Who are our supporters?^
Ordinary people in about 80 countries around the world. Our materials are never restricted only to those who can pay. We believe public opinion is the only effective force which can bring permanent change, and so we want as many people as possible to know about tribal peoples and the problems they face. We also have well-known ambassadors.
Where does our money come from?^
Our offices all have charitable/not-for-profit status. Almost all our money (about 80%) comes from our supporters and concerned individuals. Most donations are small, which means we are not dependent on a few larger donors. About 250,000 individuals have helped us financially over the years. About 10% of our income comes from a few trusts and foundations. The remainder comes from our merchandise.
We do not take national government money because governments are the main violators of tribal peoples’ rights, and we will never be influenced by their priorities. We will not accept funds from corporations which might also violate tribal peoples’ rights.

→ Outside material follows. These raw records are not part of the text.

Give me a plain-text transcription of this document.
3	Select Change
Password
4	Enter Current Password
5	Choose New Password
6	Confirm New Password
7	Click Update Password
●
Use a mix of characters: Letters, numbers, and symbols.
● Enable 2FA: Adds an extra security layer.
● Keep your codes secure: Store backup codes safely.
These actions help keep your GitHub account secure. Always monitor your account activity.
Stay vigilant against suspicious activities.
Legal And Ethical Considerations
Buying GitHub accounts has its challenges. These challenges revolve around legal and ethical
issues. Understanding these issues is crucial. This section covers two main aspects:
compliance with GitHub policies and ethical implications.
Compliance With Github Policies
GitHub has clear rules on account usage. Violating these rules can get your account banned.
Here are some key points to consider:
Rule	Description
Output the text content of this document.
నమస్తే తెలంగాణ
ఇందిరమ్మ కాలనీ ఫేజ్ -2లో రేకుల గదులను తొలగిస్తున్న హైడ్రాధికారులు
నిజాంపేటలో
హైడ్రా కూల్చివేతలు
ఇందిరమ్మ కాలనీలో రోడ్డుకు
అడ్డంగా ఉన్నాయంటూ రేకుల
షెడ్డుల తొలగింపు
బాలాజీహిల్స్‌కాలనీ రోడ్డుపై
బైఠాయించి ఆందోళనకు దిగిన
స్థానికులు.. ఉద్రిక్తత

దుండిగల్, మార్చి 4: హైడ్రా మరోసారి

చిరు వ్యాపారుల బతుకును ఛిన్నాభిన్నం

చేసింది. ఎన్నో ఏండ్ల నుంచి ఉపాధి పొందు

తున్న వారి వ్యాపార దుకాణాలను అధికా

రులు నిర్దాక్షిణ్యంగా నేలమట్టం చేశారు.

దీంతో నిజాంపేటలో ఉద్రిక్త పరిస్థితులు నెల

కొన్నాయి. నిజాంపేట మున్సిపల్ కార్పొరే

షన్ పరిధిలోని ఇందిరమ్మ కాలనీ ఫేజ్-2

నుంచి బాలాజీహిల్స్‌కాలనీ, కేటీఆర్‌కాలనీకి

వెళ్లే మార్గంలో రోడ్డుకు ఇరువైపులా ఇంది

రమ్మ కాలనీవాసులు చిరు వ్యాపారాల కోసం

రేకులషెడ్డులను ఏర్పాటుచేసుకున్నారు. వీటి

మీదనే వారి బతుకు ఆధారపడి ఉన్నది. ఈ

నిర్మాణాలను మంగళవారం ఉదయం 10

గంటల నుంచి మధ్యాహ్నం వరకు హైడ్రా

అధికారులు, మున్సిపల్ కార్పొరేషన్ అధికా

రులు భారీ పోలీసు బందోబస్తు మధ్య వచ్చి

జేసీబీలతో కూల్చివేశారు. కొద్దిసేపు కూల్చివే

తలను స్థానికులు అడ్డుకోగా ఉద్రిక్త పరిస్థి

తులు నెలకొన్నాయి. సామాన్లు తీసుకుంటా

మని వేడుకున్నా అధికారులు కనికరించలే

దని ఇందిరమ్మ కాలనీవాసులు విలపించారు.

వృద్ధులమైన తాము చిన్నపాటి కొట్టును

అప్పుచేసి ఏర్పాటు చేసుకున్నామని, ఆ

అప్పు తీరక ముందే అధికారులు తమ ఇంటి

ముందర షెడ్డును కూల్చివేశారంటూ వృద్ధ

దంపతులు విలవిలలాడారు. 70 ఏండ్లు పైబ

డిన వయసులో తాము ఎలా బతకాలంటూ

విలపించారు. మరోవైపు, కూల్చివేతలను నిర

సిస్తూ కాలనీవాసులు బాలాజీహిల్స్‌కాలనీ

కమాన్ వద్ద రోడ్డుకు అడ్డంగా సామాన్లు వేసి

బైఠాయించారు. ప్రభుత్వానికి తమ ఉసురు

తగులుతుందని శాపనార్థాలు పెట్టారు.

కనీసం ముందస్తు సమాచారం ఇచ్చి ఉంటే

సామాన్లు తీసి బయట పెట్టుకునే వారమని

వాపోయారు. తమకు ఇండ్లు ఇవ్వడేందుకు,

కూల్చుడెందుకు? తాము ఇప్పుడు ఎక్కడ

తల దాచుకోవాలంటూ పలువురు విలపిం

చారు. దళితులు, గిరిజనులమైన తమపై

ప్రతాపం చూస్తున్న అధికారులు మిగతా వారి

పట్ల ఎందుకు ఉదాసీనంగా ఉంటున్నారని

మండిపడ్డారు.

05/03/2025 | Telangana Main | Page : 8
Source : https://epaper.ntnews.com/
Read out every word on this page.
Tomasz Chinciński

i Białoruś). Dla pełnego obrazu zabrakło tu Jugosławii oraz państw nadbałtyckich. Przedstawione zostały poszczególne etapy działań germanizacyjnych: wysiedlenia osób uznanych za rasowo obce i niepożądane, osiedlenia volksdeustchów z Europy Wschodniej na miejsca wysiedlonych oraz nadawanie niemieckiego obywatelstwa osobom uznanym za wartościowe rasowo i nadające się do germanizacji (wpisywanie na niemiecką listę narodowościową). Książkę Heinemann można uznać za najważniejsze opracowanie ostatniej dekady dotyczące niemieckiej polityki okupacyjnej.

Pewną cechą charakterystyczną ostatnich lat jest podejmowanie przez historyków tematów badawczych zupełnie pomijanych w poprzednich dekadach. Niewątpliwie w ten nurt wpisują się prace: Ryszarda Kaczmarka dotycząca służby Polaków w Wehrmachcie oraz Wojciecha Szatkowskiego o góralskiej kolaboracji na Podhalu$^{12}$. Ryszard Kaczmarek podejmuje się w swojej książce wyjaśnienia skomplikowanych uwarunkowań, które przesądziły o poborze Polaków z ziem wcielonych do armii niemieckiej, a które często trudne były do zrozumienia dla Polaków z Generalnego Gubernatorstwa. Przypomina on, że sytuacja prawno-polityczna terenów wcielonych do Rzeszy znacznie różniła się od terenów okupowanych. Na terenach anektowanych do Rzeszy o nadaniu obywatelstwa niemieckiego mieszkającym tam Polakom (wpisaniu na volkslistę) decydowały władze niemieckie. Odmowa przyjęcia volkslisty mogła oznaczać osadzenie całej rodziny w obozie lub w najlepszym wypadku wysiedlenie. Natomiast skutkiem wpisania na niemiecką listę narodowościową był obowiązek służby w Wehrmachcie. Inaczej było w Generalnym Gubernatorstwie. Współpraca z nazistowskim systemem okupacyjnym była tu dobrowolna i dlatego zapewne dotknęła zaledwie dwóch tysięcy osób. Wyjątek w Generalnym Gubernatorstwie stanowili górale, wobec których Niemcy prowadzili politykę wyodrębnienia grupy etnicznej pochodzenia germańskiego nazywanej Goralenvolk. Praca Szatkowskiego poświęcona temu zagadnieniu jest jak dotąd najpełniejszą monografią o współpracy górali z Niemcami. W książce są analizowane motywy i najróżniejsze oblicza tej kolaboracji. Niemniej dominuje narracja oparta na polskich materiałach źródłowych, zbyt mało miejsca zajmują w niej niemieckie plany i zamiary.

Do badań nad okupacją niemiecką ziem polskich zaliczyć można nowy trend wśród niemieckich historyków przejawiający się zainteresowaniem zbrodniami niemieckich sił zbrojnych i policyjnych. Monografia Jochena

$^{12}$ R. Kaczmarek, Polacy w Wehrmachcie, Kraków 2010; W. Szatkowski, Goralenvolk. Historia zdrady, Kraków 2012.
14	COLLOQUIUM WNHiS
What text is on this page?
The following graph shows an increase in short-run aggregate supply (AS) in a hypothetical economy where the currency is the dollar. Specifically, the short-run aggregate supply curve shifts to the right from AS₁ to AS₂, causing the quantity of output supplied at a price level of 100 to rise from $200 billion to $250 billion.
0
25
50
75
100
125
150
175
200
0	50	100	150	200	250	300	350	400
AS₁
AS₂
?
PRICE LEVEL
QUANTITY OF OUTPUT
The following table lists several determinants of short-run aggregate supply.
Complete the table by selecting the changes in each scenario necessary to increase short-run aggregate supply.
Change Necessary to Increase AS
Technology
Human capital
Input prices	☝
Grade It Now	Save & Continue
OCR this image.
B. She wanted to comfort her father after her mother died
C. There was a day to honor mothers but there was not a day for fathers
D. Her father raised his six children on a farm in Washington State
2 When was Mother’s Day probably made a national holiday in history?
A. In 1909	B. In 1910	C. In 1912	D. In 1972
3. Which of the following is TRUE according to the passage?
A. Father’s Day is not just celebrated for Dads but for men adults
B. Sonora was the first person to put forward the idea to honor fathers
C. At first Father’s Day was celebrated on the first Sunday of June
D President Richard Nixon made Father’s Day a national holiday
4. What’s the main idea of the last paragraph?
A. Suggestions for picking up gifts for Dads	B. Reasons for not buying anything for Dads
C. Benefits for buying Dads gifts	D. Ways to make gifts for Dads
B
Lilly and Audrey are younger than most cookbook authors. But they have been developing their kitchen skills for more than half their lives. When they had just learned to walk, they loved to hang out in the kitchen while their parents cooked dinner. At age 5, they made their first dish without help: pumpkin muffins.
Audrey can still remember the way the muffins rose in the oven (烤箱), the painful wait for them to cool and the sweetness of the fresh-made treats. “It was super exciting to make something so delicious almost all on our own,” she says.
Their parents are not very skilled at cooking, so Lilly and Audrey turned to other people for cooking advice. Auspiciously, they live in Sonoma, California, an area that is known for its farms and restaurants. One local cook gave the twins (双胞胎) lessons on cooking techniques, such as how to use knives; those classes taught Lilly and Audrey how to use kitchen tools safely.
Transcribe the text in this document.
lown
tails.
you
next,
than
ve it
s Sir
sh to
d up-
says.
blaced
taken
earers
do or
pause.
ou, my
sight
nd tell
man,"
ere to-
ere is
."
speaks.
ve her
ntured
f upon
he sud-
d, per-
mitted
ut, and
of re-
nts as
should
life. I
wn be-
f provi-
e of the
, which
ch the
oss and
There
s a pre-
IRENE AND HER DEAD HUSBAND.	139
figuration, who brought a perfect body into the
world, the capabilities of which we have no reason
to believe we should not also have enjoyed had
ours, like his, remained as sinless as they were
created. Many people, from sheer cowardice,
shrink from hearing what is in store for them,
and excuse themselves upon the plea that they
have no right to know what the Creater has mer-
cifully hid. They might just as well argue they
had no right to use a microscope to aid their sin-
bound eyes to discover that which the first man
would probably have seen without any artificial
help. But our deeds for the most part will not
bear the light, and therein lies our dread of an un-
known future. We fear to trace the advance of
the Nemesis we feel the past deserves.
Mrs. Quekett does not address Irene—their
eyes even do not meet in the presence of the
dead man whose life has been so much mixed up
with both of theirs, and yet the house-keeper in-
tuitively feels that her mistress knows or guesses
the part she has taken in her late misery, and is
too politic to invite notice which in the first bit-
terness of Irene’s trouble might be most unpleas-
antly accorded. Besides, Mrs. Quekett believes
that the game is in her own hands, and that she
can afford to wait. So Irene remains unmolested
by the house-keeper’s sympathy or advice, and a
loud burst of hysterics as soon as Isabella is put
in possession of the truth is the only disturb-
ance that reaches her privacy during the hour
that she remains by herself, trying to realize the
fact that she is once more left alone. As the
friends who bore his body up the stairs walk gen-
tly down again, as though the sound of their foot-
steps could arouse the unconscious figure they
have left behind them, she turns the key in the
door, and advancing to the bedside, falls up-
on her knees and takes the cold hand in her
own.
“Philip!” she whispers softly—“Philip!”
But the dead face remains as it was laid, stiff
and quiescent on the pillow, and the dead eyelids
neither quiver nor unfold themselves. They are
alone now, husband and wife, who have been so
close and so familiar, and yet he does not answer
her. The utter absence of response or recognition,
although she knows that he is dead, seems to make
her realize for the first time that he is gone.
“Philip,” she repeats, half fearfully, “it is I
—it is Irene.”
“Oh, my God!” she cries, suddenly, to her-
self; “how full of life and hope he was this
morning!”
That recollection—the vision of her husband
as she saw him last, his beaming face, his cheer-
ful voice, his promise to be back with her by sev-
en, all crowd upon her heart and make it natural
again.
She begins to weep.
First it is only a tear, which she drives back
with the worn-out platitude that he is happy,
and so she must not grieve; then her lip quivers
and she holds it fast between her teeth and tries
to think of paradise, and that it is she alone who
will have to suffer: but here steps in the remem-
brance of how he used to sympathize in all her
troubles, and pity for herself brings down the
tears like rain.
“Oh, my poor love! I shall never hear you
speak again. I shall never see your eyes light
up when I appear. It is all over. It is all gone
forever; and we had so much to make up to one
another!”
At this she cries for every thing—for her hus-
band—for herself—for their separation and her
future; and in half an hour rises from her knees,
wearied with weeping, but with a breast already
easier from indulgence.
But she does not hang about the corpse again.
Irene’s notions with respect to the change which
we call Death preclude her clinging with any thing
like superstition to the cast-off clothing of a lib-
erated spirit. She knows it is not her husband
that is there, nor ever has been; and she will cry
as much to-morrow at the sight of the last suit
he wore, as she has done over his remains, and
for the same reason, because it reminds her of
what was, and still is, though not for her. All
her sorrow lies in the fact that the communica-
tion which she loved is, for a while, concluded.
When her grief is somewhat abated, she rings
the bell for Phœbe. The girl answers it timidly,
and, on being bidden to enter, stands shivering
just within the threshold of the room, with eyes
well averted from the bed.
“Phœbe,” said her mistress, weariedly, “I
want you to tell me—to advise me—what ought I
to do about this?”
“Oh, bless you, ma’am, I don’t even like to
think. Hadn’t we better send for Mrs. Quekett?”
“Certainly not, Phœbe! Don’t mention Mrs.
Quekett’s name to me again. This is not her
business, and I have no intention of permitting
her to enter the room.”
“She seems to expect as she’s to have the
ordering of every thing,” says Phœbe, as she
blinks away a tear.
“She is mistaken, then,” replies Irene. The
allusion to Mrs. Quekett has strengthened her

Who are ‘tribal peoples’?^
Peoples who have followed ways of life for many generations that are largely self-sufficient, and who are different from the mainstream and dominant society. Tribal peoples form a part of the wider category of indigenous peoples. Read more on terminology →
There are about 100 uncontacted peoples in the world, who have no peaceful contact with wider national society. We believe there should be no incursions on their lands, as they cannot give informed consent to contact, and history shows that devastation invariably follows.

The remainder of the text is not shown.